Note that for very small objects (single instances, etc) on local remoting (IPC), the raw BinaryFormatter performance is actually better - but for non-trivial graphs or remote links (network remoting) protobuf-net can out-perform it pretty well.
I should also note that the protocol buffers wire format doesn't directly support inheritance; protobuf-net can spoof this (while retaining wire-compatibility), but like with XmlSerializer, you need to declare the sub-classes up-front.
Why are there two versions?
The joys of open source, I guess ;-p Jon and I have worked on joint projects before, and have discussed merging these two, but the fact is that they target two different scenarios:
dotnet-protobufs (Jon's) is a port of the existing java version. This means it has a very familiar API for anybody already using the java version, and it is built on typical java constructs (builder classes, immutable data classes, etc) - with a few C# twists.

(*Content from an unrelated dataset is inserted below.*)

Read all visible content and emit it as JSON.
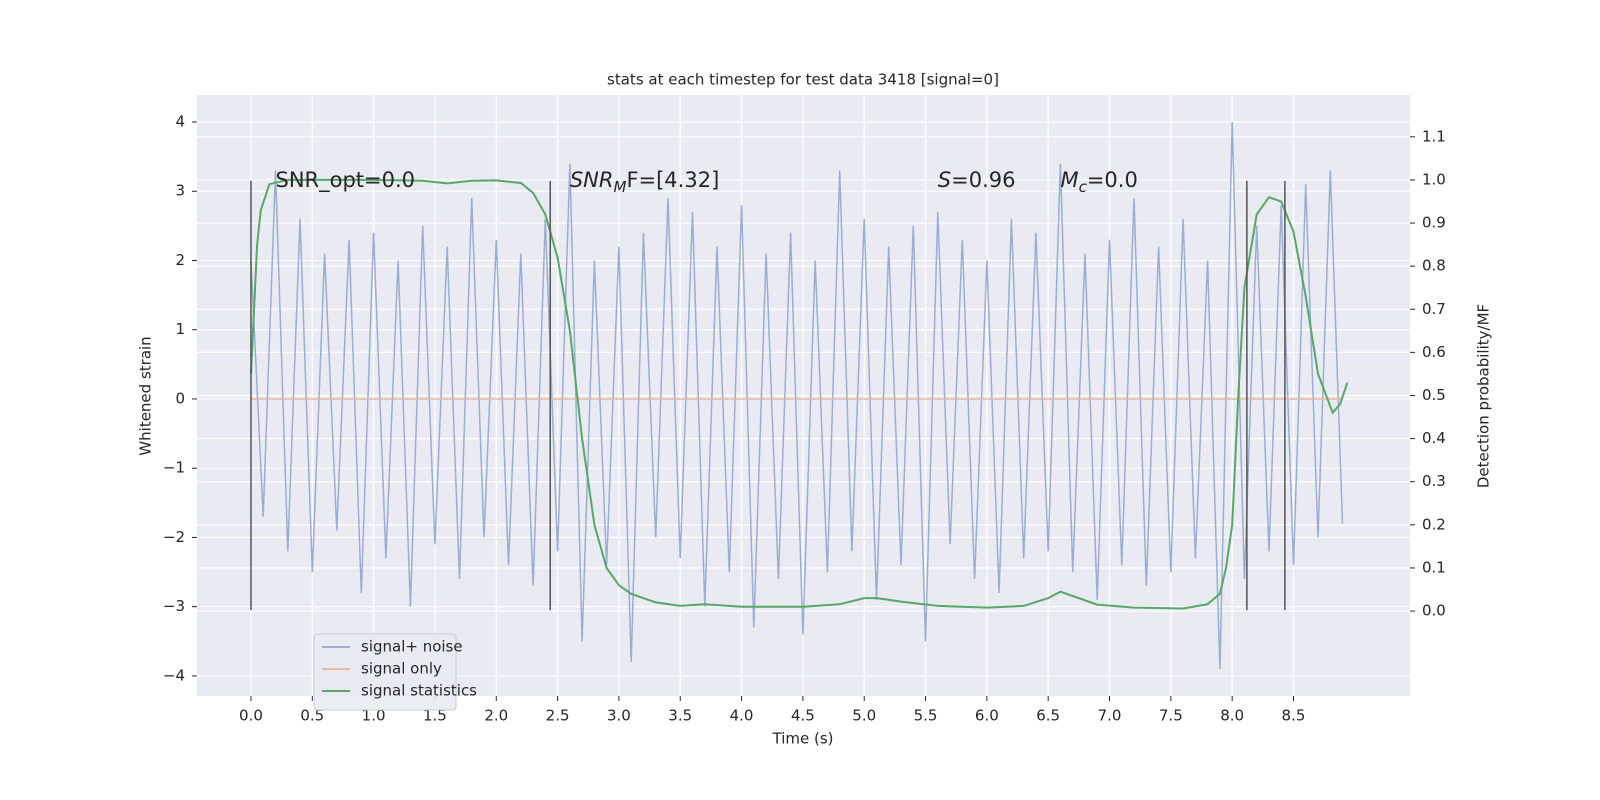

protobuf-net (Marc's) is a ground-up re-implementation following the same binary format (indeed, a critical requirement is that you can interchange data between different formats), but using typical .NET idioms:
mutable data classes (no builders)
the serialization member specifics are expressed in attributes (comparable to XmlSerializer, DataContractSerializer, etc)
If you are working on java and .NET clients, Jon's is probably a good choice for the familiar API on both sides. If you are pure .NET, protobuf-net has advantages - the familiar .NET style API, but also:
you aren't forced to be contract-first (although you can, and a code-generator is supplied)
you can re-use your existing objects (in fact, [DataContract] and [XmlType] classes can often be used without any changes at all)
it has full support for inheritance (which it achieves on the wire by spoofing encapsulation) (possibly unique for a protocol buffers implementation? note that sub-classes have to be declared in advance)
it goes out of its way to plug into and exploit core .NET tools (BinaryFormatter, XmlSerializer, WCF, DataContractSerializer) - allowing it to work directly as a remoting engine. This would presumably be quite a big split from the main java trunk for Jon's port.
Re merging them; I think we'd both be open to it, but it seems unlikely you'd want both feature sets, since they target such different requirements.